Liu Mingyu, Blinn Christina, McLeod Sarah M, Wiseman John W, Newman Joseph V, Fisher Stewart L, Walkup Grant K
Biology Department, Infection Innovative Medicines, AstraZeneca R&D Boston, Waltham, Massachusetts, United States of America.
RAD-Transgenics, Discovery Sciences, AstraZeneca R&D Mölndal, Mölndal, Sweden.
PLoS One. 2014 Mar 4;9(3):e90382. doi: 10.1371/journal.pone.0090382. eCollection 2014.
Measurement of bacterial burden in animal infection models is a key component for both bacterial pathogenesis studies and therapeutic agent research. The traditional quantification means for in vivo bacterial burden requires frequent animal sacrifice and enumerating colony forming units (CFU) recovered from infection loci.

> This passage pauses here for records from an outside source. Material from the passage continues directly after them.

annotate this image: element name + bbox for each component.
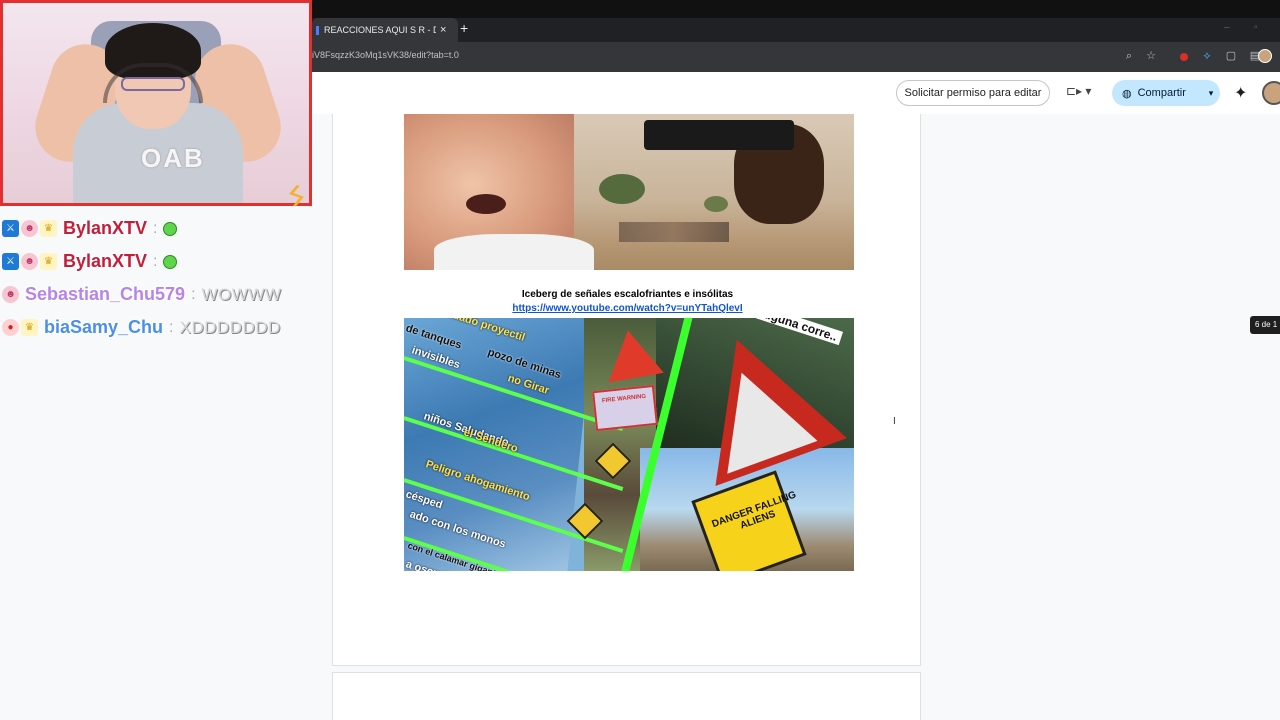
browser-tab-strip: REACCIONES AQUI S R - Docum × + – ▫	[312, 18, 1280, 42]
tab-close-icon[interactable]: ×	[440, 24, 446, 36]
browser-tab-active[interactable]: REACCIONES AQUI S R - Docum ×	[312, 18, 458, 42]
page-counter-badge: 6 de 1	[1250, 316, 1280, 334]
profile-avatar-icon[interactable]	[1258, 49, 1272, 63]
gemini-spark-icon[interactable]: ✦	[1234, 83, 1247, 103]
shirt-logo-text: OAB	[141, 143, 205, 173]
mod-sword-icon: ⚔	[2, 253, 19, 270]
chat-message: ☻ Sebastian_Chu579 : WOWWW	[0, 278, 330, 311]
chat-separator: :	[169, 318, 174, 336]
extensions-puzzle-icon[interactable]: ▢	[1224, 49, 1238, 63]
chat-username: BylanXTV	[63, 218, 148, 238]
share-dropdown-icon[interactable]: ▾	[1202, 80, 1220, 106]
chat-username: BylanXTV	[63, 251, 148, 271]
docs-header: Solicitar permiso para editar ⊏▸ ▾ ◍ Com…	[312, 72, 1280, 114]
chat-username: Sebastian_Chu579	[25, 284, 186, 304]
fanclub-badge-icon: ☻	[21, 253, 38, 270]
video-link[interactable]: https://www.youtube.com/watch?v=unYTahQl…	[333, 303, 922, 314]
meet-camera-icon[interactable]: ⊏▸ ▾	[1066, 84, 1096, 102]
chat-username: biaSamy_Chu	[44, 317, 164, 337]
maximize-icon[interactable]: ▫	[1254, 22, 1258, 33]
mod-sword-icon: ⚔	[2, 220, 19, 237]
chat-separator: :	[191, 285, 196, 303]
zoom-icon[interactable]: ⌕	[1122, 49, 1136, 63]
crown-icon: ♛	[21, 319, 38, 336]
chat-separator: :	[153, 219, 158, 237]
screen: REACCIONES AQUI S R - Docum × + – ▫ iV8F…	[0, 0, 1280, 720]
globe-icon: ◍	[1122, 87, 1132, 100]
green-emote-icon	[163, 254, 178, 269]
video-title: Iceberg de señales escalofriantes e insó…	[521, 289, 734, 300]
document-next-page[interactable]	[332, 672, 921, 720]
stream-chat: ⚔ ☻ ♛ BylanXTV : ⚔ ☻ ♛ BylanXTV : ☻ Seba…	[0, 212, 330, 344]
chat-message: ⚔ ☻ ♛ BylanXTV :	[0, 245, 330, 278]
chat-message: ⚔ ☻ ♛ BylanXTV :	[0, 212, 330, 245]
share-label: Compartir	[1137, 87, 1186, 99]
fanclub-badge-icon: ☻	[21, 220, 38, 237]
bookmark-star-icon[interactable]: ☆	[1144, 49, 1158, 63]
fanclub-badge-icon: ☻	[2, 286, 19, 303]
request-edit-button[interactable]: Solicitar permiso para editar	[896, 80, 1050, 106]
chat-text: WOWWW	[201, 284, 282, 304]
extension-red-icon[interactable]	[1180, 53, 1188, 61]
document-page[interactable]: Iceberg de señales escalofriantes e insó…	[332, 114, 921, 666]
docs-favicon-icon	[316, 25, 319, 35]
tab-title: REACCIONES AQUI S R - Docum	[324, 25, 436, 35]
crown-icon: ♛	[40, 220, 57, 237]
iceberg-thumbnail-image: FIRE WARNING DANGER FALLING ALIENS algun…	[404, 318, 854, 571]
new-tab-button[interactable]: +	[460, 20, 468, 36]
url-field[interactable]: iV8FsqzzK3oMq1sVK38/edit?tab=t.0	[312, 50, 459, 60]
chat-separator: :	[153, 252, 158, 270]
warning-sign-icon	[600, 325, 664, 383]
green-emote-icon	[163, 221, 178, 236]
strawberry-icon: ●	[2, 319, 19, 336]
fire-warning-sign: FIRE WARNING	[592, 384, 658, 432]
address-bar: iV8FsqzzK3oMq1sVK38/edit?tab=t.0 ⌕ ☆ ⟡ ▢…	[312, 42, 1280, 72]
minimize-icon[interactable]: –	[1224, 22, 1230, 33]
crown-icon: ♛	[40, 253, 57, 270]
extension-translate-icon[interactable]: ⟡	[1200, 49, 1214, 63]
text-cursor-icon: I	[893, 416, 896, 427]
chat-text: XDDDDDDD	[179, 317, 281, 337]
account-avatar[interactable]	[1262, 81, 1280, 105]
chat-message: ● ♛ biaSamy_Chu : XDDDDDDD	[0, 311, 330, 344]
webcam-overlay: OAB	[0, 0, 312, 206]
video-frame-image	[404, 114, 854, 270]
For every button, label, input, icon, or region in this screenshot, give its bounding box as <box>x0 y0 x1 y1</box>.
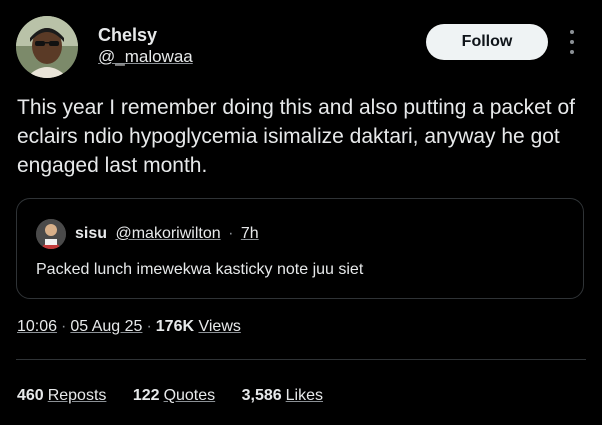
quote-handle[interactable]: @makoriwilton <box>115 225 220 242</box>
tweet-time[interactable]: 10:06 <box>17 318 57 335</box>
quote-meta: sisu @makoriwilton · 7h <box>75 224 259 244</box>
quotes-count: 122 <box>132 387 160 404</box>
more-dot <box>570 40 574 44</box>
divider <box>16 359 586 360</box>
tweet-meta: 10:06 · 05 Aug 25 · 176K Views <box>17 317 241 337</box>
meta-separator: · <box>146 318 152 335</box>
meta-separator: · <box>61 318 67 335</box>
quote-time[interactable]: 7h <box>241 225 259 242</box>
more-dot <box>570 30 574 34</box>
likes-label[interactable]: Likes <box>286 387 323 404</box>
author-avatar[interactable] <box>16 16 78 78</box>
tweet-date[interactable]: 05 Aug 25 <box>70 318 142 335</box>
author-display-name[interactable]: Chelsy <box>98 24 193 46</box>
quote-author-avatar[interactable] <box>36 219 66 249</box>
reposts-count: 460 <box>17 387 44 404</box>
reposts-stat[interactable]: 460 Reposts <box>17 386 106 406</box>
quoted-tweet[interactable]: sisu @makoriwilton · 7h Packed lunch ime… <box>16 198 584 299</box>
views-count: 176K <box>155 318 195 335</box>
quote-separator: · <box>228 225 234 242</box>
views-label[interactable]: Views <box>198 318 240 335</box>
tweet-header: Chelsy @_malowaa Follow <box>16 16 586 78</box>
tweet-text: This year I remember doing this and also… <box>17 96 575 177</box>
author-avatar-image <box>16 16 78 78</box>
more-vertical-icon[interactable] <box>564 30 580 54</box>
quote-text: Packed lunch imewekwa kasticky note juu … <box>36 261 364 278</box>
follow-button[interactable]: Follow <box>426 24 548 60</box>
engagement-stats: 460 Reposts 122 Quotes 3,586 Likes <box>17 386 345 406</box>
author-names: Chelsy @_malowaa <box>98 24 193 68</box>
likes-count: 3,586 <box>241 387 282 404</box>
quote-display-name[interactable]: sisu <box>75 225 107 242</box>
quotes-stat[interactable]: 122 Quotes <box>133 386 215 406</box>
quotes-label[interactable]: Quotes <box>164 387 216 404</box>
author-handle[interactable]: @_malowaa <box>98 46 193 68</box>
reposts-label[interactable]: Reposts <box>48 387 107 404</box>
more-dot <box>570 50 574 54</box>
quote-avatar-image <box>36 219 66 249</box>
likes-stat[interactable]: 3,586 Likes <box>242 386 323 406</box>
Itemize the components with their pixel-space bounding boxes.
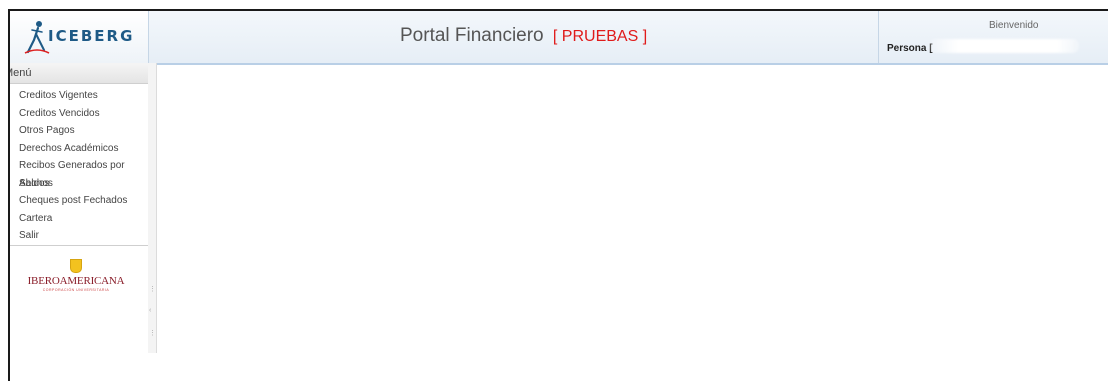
university-name: IBEROAMERICANA bbox=[27, 275, 125, 287]
title-text: Portal Financiero bbox=[400, 25, 544, 46]
header-bar: ICEBERG Portal Financiero [ PRUEBAS ] Bi… bbox=[10, 11, 1108, 65]
shield-icon bbox=[70, 259, 82, 273]
menu-item-abonos[interactable]: Abonos bbox=[10, 175, 148, 193]
sidebar: Menú Creditos Vigentes Creditos Vencidos… bbox=[10, 63, 149, 353]
persona-label: Persona [ bbox=[887, 43, 933, 54]
menu-item-creditos-vigentes[interactable]: Creditos Vigentes bbox=[10, 87, 148, 105]
menu-list: Creditos Vigentes Creditos Vencidos Otro… bbox=[10, 84, 148, 246]
iceberg-logo[interactable]: ICEBERG bbox=[10, 11, 149, 63]
university-subtitle: CORPORACIÓN UNIVERSITARIA bbox=[42, 288, 110, 292]
runner-figure-icon bbox=[24, 21, 50, 54]
menu-item-otros-pagos[interactable]: Otros Pagos bbox=[10, 122, 148, 140]
menu-item-recibos-generados[interactable]: Recibos Generados por Saldos bbox=[10, 157, 148, 189]
welcome-label: Bienvenido bbox=[989, 20, 1039, 31]
page-title: Portal Financiero [ PRUEBAS ] bbox=[400, 25, 647, 47]
grip-icon: ⋮ bbox=[149, 330, 156, 337]
menu-item-cheques-post-fechados[interactable]: Cheques post Fechados bbox=[10, 192, 148, 210]
menu-item-cartera[interactable]: Cartera bbox=[10, 210, 148, 228]
collapse-arrow-icon[interactable]: ‹ bbox=[149, 307, 151, 314]
environment-tag: [ PRUEBAS ] bbox=[552, 28, 648, 45]
menu-item-creditos-vencidos[interactable]: Creditos Vencidos bbox=[10, 105, 148, 123]
user-info: Bienvenido Persona [ bbox=[878, 11, 1108, 63]
app-frame: ICEBERG Portal Financiero [ PRUEBAS ] Bi… bbox=[8, 9, 1108, 381]
logo-text: ICEBERG bbox=[48, 27, 135, 45]
grip-icon: ⋮ bbox=[149, 286, 156, 293]
sidebar-splitter[interactable]: ⋮ ‹ ⋮ bbox=[148, 63, 157, 353]
redacted-name bbox=[929, 39, 1079, 53]
menu-header: Menú bbox=[10, 63, 148, 84]
menu-item-derechos-academicos[interactable]: Derechos Académicos bbox=[10, 140, 148, 158]
university-logo: IBEROAMERICANA CORPORACIÓN UNIVERSITARIA bbox=[16, 259, 136, 299]
menu-item-salir[interactable]: Salir bbox=[10, 227, 148, 245]
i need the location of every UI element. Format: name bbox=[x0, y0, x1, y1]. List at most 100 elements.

To address these issues, researchers have developed a variety of luciferase-expressing bacterial reporter strains to enable bacterial detection in living animals. To date, all such luciferase-based bacterial reporters are in cell-associated form. Production of luciferase-secreting recombinant bacteria could provide the advantage of reporting CFU from both infection loci themselves and remote sampling (eg. body fluid and plasma). Toward this end, we have genetically manipulated a pathogenic Escherichia coli (E. coli) strain, ATCC25922, to secrete the marine copepod Gaussia princeps luciferase (Gluc), and assessed the use of Gluc as both an in situ and ex situ reporter for bacterial burden in mouse tissue cage infections. The E. coli expressing Gluc demonstrates in vivo imaging of bacteria in a tissue cage model of infection. Furthermore, secreted Gluc activity and bacterial CFUs recovered from tissue cage fluid (TCF) are correlated along 18 days of infection. Importantly, secreted Gluc can also be detected in plasma samples and serve as an ex situ indicator for the established tissue cage infection, once high bacterial burdens are achieved. We have demonstrated that Gluc from marine eukaryotes can be stably expressed and secreted by pathogenic E. coli in vivo to enable a facile tool for longitudinal evaluation of persistent bacterial infection.
在动物感染模型中测量细菌载量是细菌致病机制研究和治疗药物研究的关键组成部分。传统的体内细菌载量定量方法需要频繁宰杀动物并对从感染部位回收的菌落形成单位(CFU)进行计数。为了解决这些问题,研究人员开发了多种表达荧光素酶的细菌报告菌株,以便在活体动物中进行细菌检测。迄今为止,所有此类基于荧光素酶的细菌报告基因均为细胞相关形式。分泌荧光素酶的重组细菌的产生可能具有从感染部位本身和远程采样(如体液和血浆)报告CFU的优势。为此,我们对致病性大肠杆菌(E. coli)菌株ATCC25922进行了基因改造,使其分泌海洋桡足类高斯伪镖水蚤荧光素酶(Gluc),并评估了Gluc作为小鼠组织笼感染中细菌载量的原位和异位报告基因的用途。表达Gluc的大肠杆菌在感染的组织笼模型中展示了细菌的体内成像。此外,在感染的18天内,从组织笼液(TCF)中回收的分泌型Gluc活性与细菌CFU相关。重要的是,一旦达到高细菌载量,在血浆样本中也可以检测到分泌型Gluc,并且它可以作为已建立的组织笼感染的异位指标。我们已经证明,来自海洋真核生物的Gluc可以在体内由致病性大肠杆菌稳定表达和分泌,从而为持续细菌感染的纵向评估提供一种简便的工具。